2. Build on “Big Data” – Massive amounts of raw data is available for analysis in cancer research. As Jon wrote back to me:

The problem comes when there is such a large amount of data to process in a field where each individual’s treatment is usually uniquely suited only to them. Hadoop/Hbase is in use by The Cancer Genome Atlas to make some of this process more bearable. Their datasets are invaluable.

The combination of Apache Hadoop (for distributed computing), HBase (distributed database), MapReduce (for distributed computing on large datasets on clusters of computers), R Project (for statistical computing), and Gephi (for visualization and exploration) changes the way we think about analysis of Big Data.

Data analysis, data visualization and even Web crawler technology are all important in cancer research, for processing highly distributable problems across huge datasets using a large number of computers.

Last year, the Cloudera Data Science Team wrote about some of their work with Hadoop:

Instead of focusing on a handful of outcomes, we can process all of the events in the data set at the same time. We can try out hundreds of different strategies for cleaning records, stratifying observations into clusters, and scoring drug-reaction tuples, run everything in parallel, and analyze the data at a fraction of the cost of a traditional supercomputer.
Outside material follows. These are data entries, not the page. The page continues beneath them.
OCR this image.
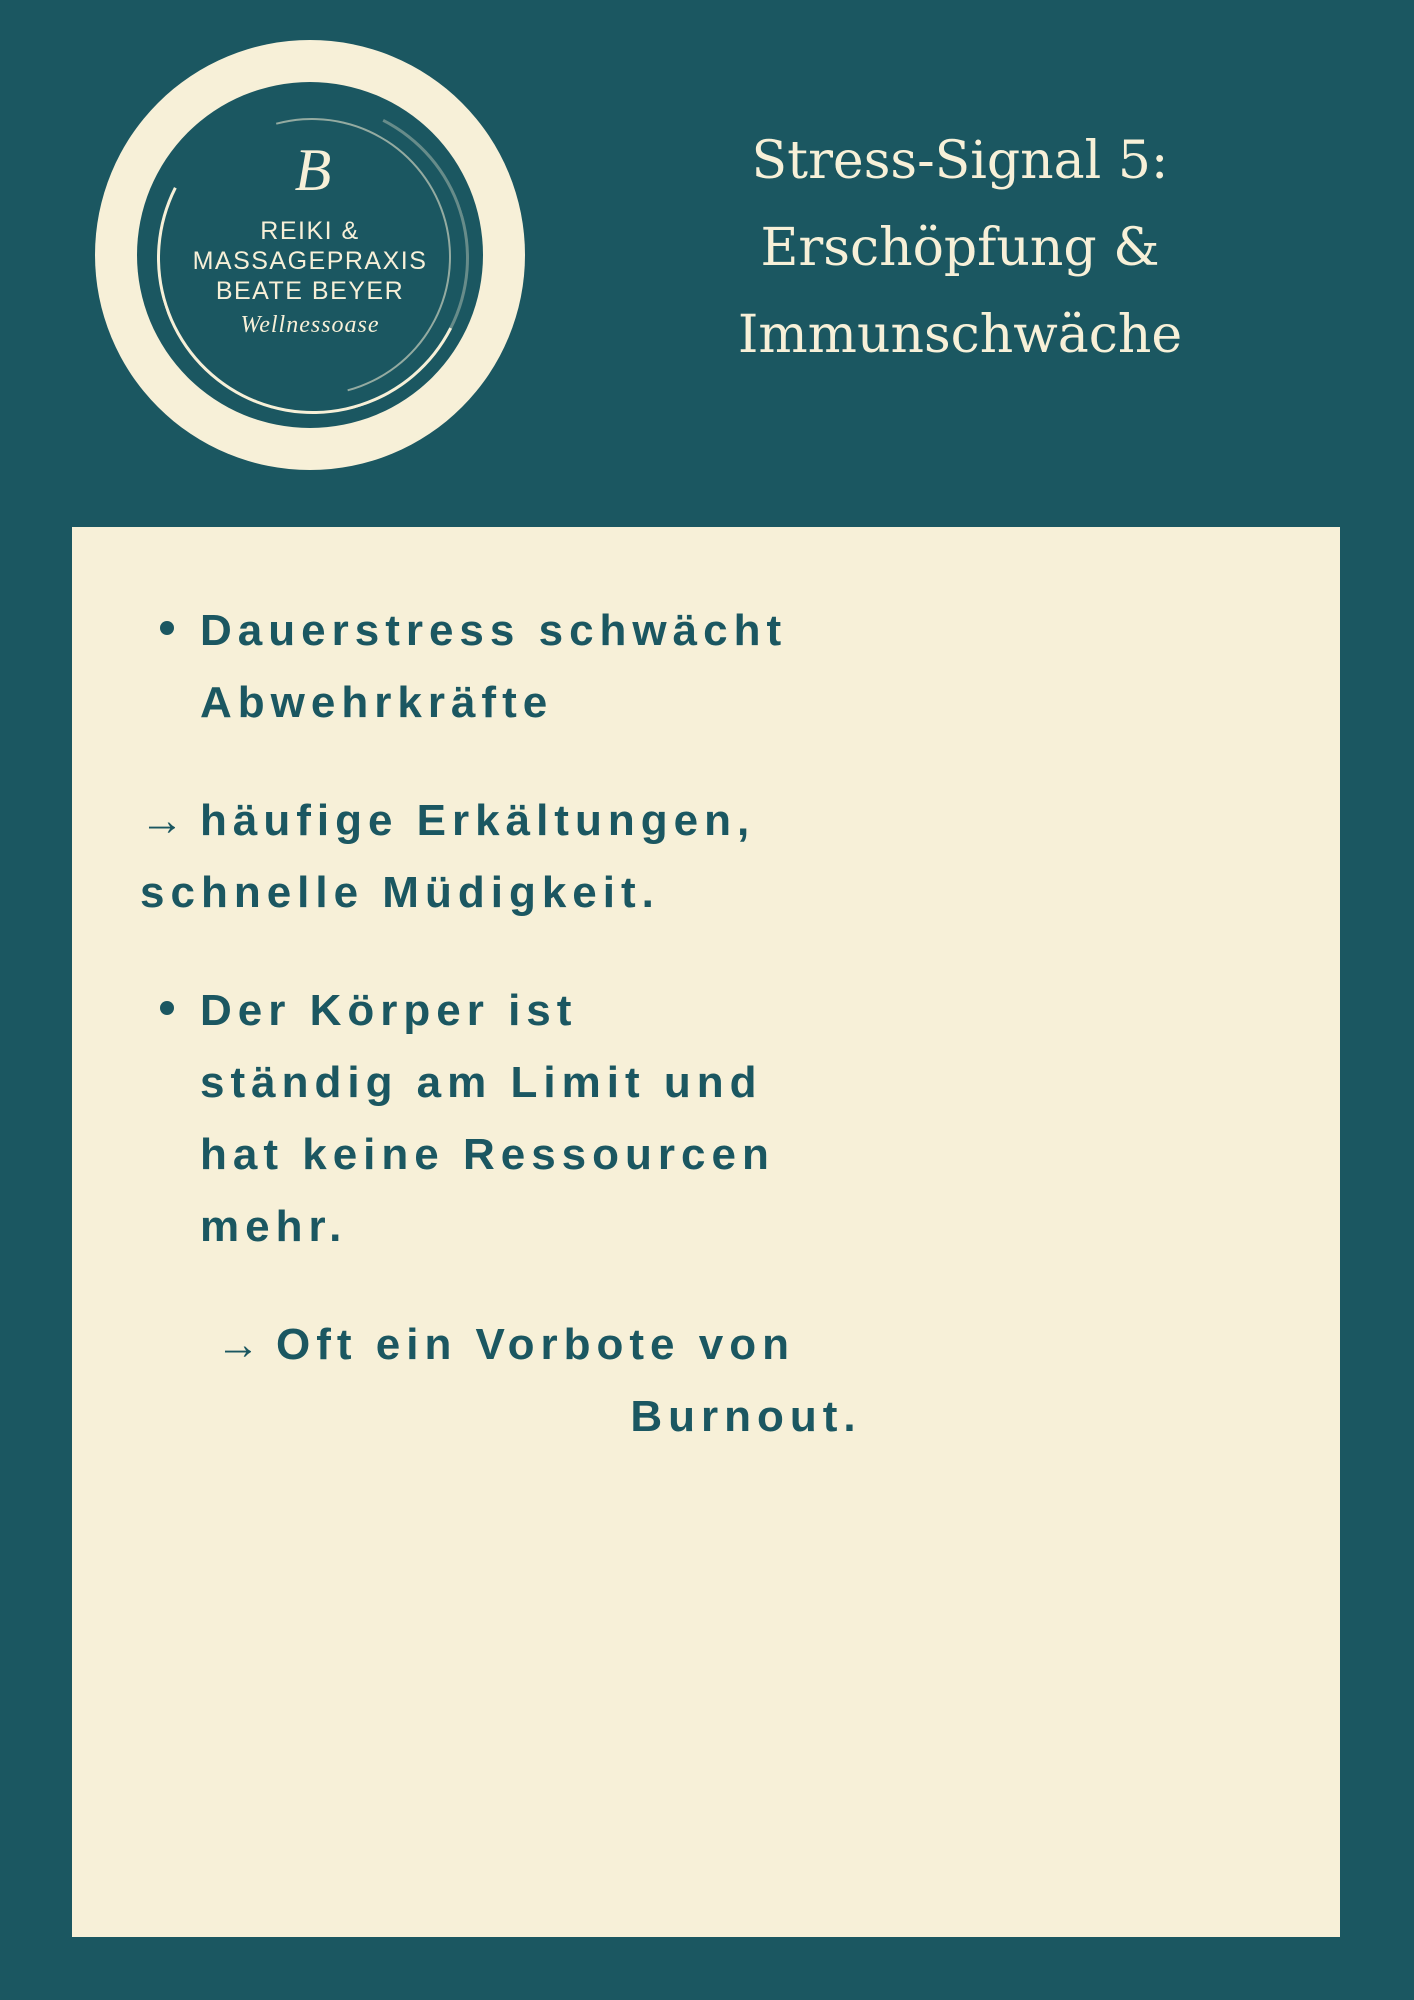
B
REIKI &
MASSAGEPRAXIS
BEATE BEYER
Wellnessoase
Stress-Signal 5:
Erschöpfung &
Immunschwäche
Dauerstress schwächt
Abwehrkräfte
→ häufige Erkältungen,
schnelle Müdigkeit.
Der Körper ist
ständig am Limit und
hat keine Ressourcen
mehr.
→ Oft ein Vorbote von

Burnout.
We can render the results of our analyses using visualization tools that can be used by domain experts to explore relationships within our data that they might never have thought to look for. By dramatically reducing the costs of exploration and experimentation, we foster an environment that enables innovation and discovery.

3. Apps and Tools – Personal profiling and monitoring could be another area of focus for developers interested in cancer research or general health-related diagnosis.

There are lots of possibilities for personal solutions that aid in collective science.

“In lieu of spending a decade in training to become an oncologist, I have been able to put my skills to practical use.”, Jon says about the impact he’s making.

I really wish for many more technology enthusiasts to devote their time, skills and efforts in the fight against cancer. In what other ways can we help? Do share your comments and views.